Die Aktion – quasi ein Hack in eigener Sache – ist nur eine Fussnote im fünfundzwanzigjährigen Werk des Manchester-Duos: Autechre haben einen der raffiniertesten und rätselhaftesten Kataloge der elektronischen Musik erschaffen. Aber der Kommentar passte, weil Autechre sich von jeher selbst dekonstruieren. An einer Stelle ihres neuen Albums «Elseq» taucht ein Hardcore-Signal auf, das sie genüsslich zerfleddern. Ein Echo aus ihrer Rave-Vergangenheit circa 1991, als sie selbst noch Techno machten.

So lang schon sind Autechre Aushängeschilder des stilbildenden Sheffielder Labels Warp. Brown und Booth verhandeln ihre Alben auf so etwas wie einer Zugänglichkeitsskala: Manchmal klingen sie populärer, dann wieder abstrakter. Gerade hier steckt die Tiefgründigkeit dieses Sounds: Was einmal unschuldig klingt, wird garantiert wieder vom Krach brutalisiert. Auf «Elseq» sind es lange Schluchten, durch die man als Zuhörer wandelt oder – besser – traumwandelt. Während über, hinter und vor einem Soundgeröll darniederbricht.
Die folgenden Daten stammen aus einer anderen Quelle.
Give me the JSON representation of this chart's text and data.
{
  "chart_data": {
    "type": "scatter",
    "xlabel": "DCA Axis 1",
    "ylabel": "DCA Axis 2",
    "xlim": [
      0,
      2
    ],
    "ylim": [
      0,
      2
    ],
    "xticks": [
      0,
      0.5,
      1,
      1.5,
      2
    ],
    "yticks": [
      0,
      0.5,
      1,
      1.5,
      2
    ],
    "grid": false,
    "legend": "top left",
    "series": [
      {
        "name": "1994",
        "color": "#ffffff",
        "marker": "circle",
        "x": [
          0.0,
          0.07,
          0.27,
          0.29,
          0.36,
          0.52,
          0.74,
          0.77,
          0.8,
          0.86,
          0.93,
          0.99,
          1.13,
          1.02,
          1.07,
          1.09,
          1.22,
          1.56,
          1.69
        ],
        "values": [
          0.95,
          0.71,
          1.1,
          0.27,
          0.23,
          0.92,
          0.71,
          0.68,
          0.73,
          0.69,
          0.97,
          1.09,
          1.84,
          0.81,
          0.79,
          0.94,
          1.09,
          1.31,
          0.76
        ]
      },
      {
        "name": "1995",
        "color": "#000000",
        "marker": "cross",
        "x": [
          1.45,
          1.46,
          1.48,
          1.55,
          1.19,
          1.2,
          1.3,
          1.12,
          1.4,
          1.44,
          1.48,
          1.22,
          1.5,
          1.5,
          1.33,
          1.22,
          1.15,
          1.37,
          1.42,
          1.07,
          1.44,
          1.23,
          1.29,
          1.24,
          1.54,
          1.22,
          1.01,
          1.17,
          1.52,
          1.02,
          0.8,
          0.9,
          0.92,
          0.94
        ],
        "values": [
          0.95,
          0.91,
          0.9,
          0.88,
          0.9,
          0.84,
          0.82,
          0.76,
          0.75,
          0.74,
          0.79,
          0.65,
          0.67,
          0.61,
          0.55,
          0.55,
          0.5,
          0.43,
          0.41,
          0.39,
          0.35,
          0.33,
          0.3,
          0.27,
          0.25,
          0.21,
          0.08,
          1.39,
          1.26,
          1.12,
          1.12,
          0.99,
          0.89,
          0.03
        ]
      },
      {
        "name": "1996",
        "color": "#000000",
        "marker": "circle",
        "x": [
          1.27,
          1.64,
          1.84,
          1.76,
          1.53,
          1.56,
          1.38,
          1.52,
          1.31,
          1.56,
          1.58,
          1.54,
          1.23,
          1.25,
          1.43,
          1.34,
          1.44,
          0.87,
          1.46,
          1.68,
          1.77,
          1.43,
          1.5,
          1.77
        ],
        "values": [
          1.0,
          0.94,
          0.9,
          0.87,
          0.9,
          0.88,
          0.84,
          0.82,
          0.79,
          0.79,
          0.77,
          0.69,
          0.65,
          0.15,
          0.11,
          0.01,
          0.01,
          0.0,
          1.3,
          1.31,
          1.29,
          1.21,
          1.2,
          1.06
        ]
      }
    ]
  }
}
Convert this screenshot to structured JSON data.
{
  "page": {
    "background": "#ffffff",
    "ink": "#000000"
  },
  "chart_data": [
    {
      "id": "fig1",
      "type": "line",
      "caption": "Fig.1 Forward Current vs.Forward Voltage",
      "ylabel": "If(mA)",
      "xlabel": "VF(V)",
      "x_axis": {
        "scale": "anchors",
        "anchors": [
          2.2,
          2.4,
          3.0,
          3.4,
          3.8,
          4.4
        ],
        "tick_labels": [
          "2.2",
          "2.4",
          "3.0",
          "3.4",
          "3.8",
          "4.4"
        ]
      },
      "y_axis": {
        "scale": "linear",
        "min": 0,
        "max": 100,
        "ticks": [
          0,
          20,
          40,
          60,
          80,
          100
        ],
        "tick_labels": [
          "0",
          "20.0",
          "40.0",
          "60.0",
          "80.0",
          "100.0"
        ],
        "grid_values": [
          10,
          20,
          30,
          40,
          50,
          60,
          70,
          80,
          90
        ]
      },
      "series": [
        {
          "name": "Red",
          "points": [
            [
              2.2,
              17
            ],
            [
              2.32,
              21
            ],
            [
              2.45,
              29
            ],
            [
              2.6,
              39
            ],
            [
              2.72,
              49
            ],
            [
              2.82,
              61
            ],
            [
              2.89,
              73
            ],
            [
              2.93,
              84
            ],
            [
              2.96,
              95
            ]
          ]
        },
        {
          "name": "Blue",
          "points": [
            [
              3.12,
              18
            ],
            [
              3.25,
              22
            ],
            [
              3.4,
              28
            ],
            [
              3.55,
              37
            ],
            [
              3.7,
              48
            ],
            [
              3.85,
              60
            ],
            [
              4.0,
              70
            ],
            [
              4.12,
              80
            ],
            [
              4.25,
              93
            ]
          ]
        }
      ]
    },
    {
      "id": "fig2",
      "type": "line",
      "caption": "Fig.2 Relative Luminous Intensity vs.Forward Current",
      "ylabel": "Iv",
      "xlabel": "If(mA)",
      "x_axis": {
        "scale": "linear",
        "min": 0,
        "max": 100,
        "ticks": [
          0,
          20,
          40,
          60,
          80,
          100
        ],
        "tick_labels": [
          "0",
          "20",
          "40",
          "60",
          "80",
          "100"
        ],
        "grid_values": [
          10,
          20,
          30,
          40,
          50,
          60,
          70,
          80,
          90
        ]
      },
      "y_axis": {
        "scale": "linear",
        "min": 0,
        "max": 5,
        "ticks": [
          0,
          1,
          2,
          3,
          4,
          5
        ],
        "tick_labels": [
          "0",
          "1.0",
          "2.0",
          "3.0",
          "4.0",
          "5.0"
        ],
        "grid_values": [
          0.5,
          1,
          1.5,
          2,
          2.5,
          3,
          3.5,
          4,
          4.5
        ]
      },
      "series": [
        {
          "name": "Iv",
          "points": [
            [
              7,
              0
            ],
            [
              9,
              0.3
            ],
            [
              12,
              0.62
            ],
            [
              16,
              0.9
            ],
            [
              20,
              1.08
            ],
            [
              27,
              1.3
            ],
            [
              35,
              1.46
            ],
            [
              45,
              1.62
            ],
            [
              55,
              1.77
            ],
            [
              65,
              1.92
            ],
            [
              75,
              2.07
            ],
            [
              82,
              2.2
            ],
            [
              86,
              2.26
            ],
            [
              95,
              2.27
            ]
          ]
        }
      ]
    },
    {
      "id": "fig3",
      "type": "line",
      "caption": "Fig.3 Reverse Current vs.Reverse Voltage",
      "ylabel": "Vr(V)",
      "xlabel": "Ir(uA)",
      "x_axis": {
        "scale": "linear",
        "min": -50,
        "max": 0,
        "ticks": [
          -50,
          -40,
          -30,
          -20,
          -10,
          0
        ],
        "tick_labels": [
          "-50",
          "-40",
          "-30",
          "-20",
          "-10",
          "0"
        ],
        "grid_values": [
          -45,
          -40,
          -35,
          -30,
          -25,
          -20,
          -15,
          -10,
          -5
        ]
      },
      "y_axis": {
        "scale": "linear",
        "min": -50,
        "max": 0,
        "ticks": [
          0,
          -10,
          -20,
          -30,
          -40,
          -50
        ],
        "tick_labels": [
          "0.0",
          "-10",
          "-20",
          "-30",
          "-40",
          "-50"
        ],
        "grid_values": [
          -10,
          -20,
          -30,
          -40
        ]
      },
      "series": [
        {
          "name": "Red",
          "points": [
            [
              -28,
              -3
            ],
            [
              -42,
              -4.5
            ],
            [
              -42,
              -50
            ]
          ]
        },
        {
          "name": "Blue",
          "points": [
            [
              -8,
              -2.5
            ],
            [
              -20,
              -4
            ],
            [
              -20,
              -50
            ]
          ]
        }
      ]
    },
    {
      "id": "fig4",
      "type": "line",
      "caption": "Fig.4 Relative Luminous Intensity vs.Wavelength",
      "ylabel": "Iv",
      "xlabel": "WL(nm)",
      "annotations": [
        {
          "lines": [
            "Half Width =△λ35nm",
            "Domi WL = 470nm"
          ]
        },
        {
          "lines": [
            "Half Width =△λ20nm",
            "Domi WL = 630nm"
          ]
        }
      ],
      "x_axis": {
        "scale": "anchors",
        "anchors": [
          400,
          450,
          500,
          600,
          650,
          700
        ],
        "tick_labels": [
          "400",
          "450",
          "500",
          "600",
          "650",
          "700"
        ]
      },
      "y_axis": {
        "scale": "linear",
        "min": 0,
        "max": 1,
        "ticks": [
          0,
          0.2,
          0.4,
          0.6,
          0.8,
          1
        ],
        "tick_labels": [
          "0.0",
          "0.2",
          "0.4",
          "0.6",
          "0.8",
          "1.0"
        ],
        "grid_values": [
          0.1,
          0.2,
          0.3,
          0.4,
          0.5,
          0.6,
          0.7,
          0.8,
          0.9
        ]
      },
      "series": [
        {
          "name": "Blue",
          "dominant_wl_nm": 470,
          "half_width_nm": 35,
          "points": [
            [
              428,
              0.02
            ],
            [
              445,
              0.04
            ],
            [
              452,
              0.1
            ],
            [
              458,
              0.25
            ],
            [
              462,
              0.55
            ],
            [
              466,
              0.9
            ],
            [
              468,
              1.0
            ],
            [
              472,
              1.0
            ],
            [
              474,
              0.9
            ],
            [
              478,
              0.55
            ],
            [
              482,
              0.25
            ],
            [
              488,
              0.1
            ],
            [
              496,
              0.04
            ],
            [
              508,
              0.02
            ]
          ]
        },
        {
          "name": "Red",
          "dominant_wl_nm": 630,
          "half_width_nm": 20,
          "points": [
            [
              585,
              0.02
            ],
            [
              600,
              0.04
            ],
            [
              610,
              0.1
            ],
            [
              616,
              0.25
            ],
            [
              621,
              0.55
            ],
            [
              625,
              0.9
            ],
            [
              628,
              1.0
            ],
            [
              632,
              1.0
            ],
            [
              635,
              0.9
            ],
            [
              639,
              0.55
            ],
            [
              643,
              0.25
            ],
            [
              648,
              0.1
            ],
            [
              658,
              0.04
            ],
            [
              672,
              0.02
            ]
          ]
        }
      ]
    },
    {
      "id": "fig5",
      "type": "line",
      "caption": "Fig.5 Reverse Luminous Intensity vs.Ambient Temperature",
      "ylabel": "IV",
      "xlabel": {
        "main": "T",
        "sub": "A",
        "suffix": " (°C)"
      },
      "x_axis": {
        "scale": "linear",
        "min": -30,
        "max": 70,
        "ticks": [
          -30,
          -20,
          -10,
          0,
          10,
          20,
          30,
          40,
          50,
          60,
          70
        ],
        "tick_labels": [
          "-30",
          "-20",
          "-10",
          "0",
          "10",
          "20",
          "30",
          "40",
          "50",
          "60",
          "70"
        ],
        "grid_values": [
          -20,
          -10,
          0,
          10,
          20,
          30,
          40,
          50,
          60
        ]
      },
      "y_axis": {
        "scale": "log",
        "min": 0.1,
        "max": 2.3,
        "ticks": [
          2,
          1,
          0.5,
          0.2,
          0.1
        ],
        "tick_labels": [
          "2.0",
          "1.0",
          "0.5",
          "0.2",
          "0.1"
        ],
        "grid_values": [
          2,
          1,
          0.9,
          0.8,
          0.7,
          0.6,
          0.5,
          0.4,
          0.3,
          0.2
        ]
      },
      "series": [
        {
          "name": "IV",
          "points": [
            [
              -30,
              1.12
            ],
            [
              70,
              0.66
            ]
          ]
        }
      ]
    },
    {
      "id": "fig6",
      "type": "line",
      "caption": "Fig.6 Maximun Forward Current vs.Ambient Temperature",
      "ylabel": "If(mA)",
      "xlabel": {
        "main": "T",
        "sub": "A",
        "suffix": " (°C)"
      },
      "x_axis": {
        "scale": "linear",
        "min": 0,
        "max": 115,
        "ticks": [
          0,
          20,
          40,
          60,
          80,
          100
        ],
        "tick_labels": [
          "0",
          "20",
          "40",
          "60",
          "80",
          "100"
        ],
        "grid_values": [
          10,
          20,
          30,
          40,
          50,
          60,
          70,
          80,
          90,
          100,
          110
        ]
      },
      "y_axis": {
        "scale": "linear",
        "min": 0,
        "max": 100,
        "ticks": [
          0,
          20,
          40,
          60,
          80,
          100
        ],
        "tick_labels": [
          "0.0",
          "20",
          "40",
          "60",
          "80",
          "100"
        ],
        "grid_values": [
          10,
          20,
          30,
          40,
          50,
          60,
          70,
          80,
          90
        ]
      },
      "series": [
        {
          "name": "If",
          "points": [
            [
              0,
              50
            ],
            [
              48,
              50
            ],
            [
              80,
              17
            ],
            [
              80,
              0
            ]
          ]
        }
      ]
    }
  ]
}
Total vier Stunden Material haben sie aufgenommen. «Long-as-fuck-tracks», wie Autechre selbst meinen. Ein Soundtrack für die Bingee-Generation, die es gewohnt ist, sich fünf Folgen einer TV-Serie am Stück reinzuziehen.

Autechres Maschinenmagie wirkt. Und jedes Liveset ist anders, dafür sorgen die programmierten Patches, die Autechre immer neu bespielen. Sie verklickern einem dies: ein schönes Geheimnis.